Characterization of Probability Distributions via Functional Equations of Power-Mixture Type

TL;DR

This paper investigates power-mixture functional equations related to probability distributions, providing conditions for unique solutions, extending previous results, and answering a question posed by Pitman and Yor in 2003.

Contribution

It offers new and extended conditions for the uniqueness of solutions to power-mixture functional equations, advancing the characterization of probability distributions.

Findings

Established necessary and sufficient conditions for solution uniqueness.

Extended and improved previous results on functional equations of compound-exponential and compound-Poisson types.
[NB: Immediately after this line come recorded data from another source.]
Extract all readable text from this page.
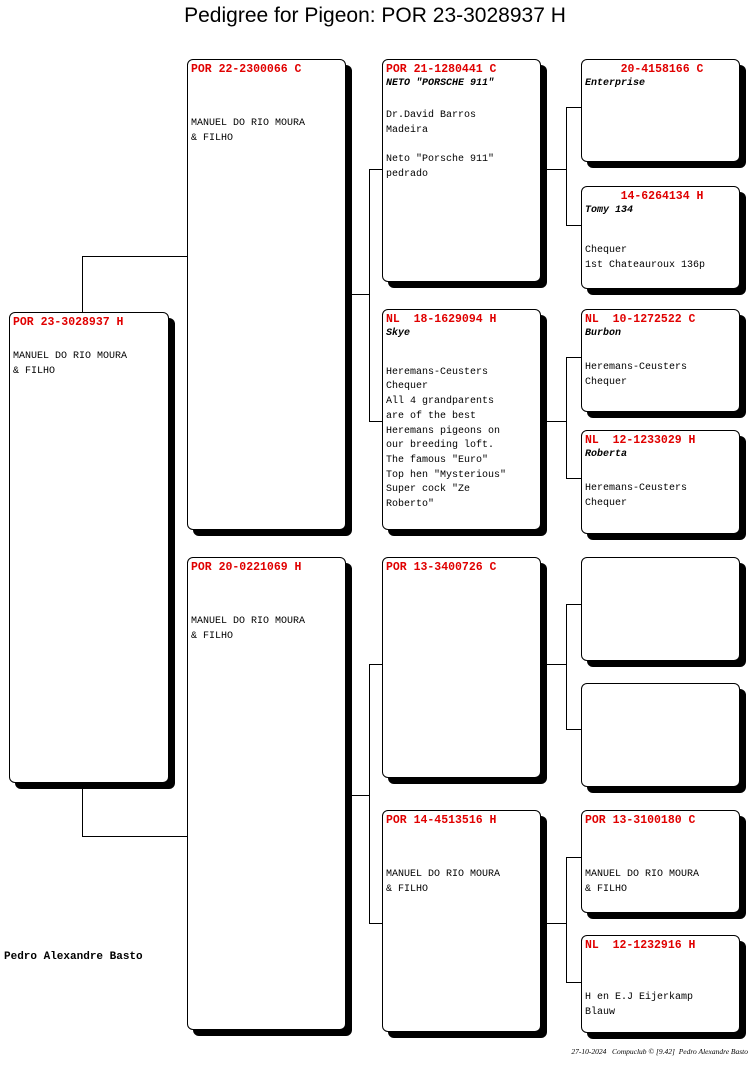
Pedigree for Pigeon: POR 23-3028937 H
POR 23-3028937 H
MANUEL DO RIO MOURA
& FILHO
POR 22-2300066 C
MANUEL DO RIO MOURA
& FILHO
POR 20-0221069 H
MANUEL DO RIO MOURA
& FILHO
POR 21-1280441 C
NETO "PORSCHE 911"
Dr.David Barros
Madeira

Neto "Porsche 911"
pedrado
NL  18-1629094 H
Skye

Heremans-Ceusters
Chequer
All 4 grandparents
are of the best
Heremans pigeons on
our breeding loft.
The famous "Euro"
Top hen "Mysterious"
Super cock "Ze
Roberto"
POR 13-3400726 C
POR 14-4513516 H
MANUEL DO RIO MOURA
& FILHO
20-4158166 C
Enterprise
14-6264134 H
Tomy 134
Chequer
1st Chateauroux 136p
NL  10-1272522 C
Burbon
Heremans-Ceusters
Chequer
NL  12-1233029 H
Roberta
Heremans-Ceusters
Chequer
POR 13-3100180 C
MANUEL DO RIO MOURA
& FILHO
NL  12-1232916 H
H en E.J Eijerkamp
Blauw
Pedro Alexandre Basto
27-10-2024   Compuclub © [9.42]  Pedro Alexandre Basto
Provided an affirmative answer to a question by Pitman and Yor (2003).

Abstract

We study power-mixture type functional equations in terms of Laplace-Stieltjes transforms of probability distributions. These equations arise when studying distributional equations of the type Z = X + TZ, where T is a known random variable, while the variable Z is defined via X, and we want to `find' X. We provide necessary and sufficient conditions for such functional equations to have unique solutions. The uniqueness is equivalent to a characterization property of a probability distribution. We present results which are either new or extend and improve previous results about functional equations of compound-exponential and compound-Poisson types. In particular, we give another affirmative answer to a question posed by J. Pitman and M. Yor in 2003. We provide explicit illustrative examples and deal with related topics.